CYREBRO has three categories of alerts:

  1. Hunting leads – alerts created for the threat hunting team to proactively detect threats
  2. High fidelity alerts – high risk, high severity alerts that trigger CYREBRO investigation
  3. Attack stories – a chain of behavior aggregated by hunting leads and high fidelity alerts

CYREBRO monitors and responds to all alert types, but the alerts that are visible in the SOC Platform consist of high-fidelity alerts and attack stories. Instead of escalating every benign alert, CYREBRO shows you what needs to be dealt with, and how our security analysts are dealing with it, instead of overwhelming you with countless harmless alerts. System and network activity can occur as part of normal network or as adversarial activity. Therefore, events and alerts should not be viewed in isolation, but as part of a chain of behavior that can lead to other activities, based on the information obtained.

Getting Started

Platform Integrations

Event collectors are deployed to collect event data. Systems and log sources must be integrated only by a certified CYREBRO integrator. CYREBRO will provide a list of certified integrators to work with.

The following is an online list of integration types that CYREBRO supports – It may be amended from time to time.
Platform integration is performed by a third-party certified CYREBRO Integrator.

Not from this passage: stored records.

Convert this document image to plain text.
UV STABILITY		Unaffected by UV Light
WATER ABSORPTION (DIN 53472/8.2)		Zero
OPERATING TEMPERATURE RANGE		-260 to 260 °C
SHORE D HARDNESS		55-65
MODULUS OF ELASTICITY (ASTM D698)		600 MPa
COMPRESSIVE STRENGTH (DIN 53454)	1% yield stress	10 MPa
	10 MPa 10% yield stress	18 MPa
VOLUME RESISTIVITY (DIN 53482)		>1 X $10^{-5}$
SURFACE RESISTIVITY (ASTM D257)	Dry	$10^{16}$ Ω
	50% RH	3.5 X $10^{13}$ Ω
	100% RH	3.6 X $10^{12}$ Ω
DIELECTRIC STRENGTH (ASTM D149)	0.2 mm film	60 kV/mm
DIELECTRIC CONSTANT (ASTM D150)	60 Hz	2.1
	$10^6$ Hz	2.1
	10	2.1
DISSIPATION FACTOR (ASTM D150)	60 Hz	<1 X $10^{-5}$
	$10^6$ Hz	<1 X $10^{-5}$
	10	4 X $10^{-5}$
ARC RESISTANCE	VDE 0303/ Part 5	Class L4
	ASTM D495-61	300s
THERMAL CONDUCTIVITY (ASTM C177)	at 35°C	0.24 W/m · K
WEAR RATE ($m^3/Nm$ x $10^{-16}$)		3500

* Customized plugins may be developed per request.
Machine Requirements: A lightweight machine is required to serve as an event collector.

Cold Storage

  • CYREBRO offers the option to extend the default Log storage of the SIEM in a “cold storage format” at a minimum cost.

Custom Rule Creation

  • Should a client require specific customized rules, a “custom rule package” can be added. To clarify, exclusion of existing rules and exceptions to the CYREBRO rule base – do not fall under the “Customized rules”, and do not bear a cost to them.

Plugin Creation

  • CYREBRO supports all log types and sources as stipulated online in our list of integrations: – CYREBRO can develop a customized plugin (That does not exist in our current list) per clients request, at a cost.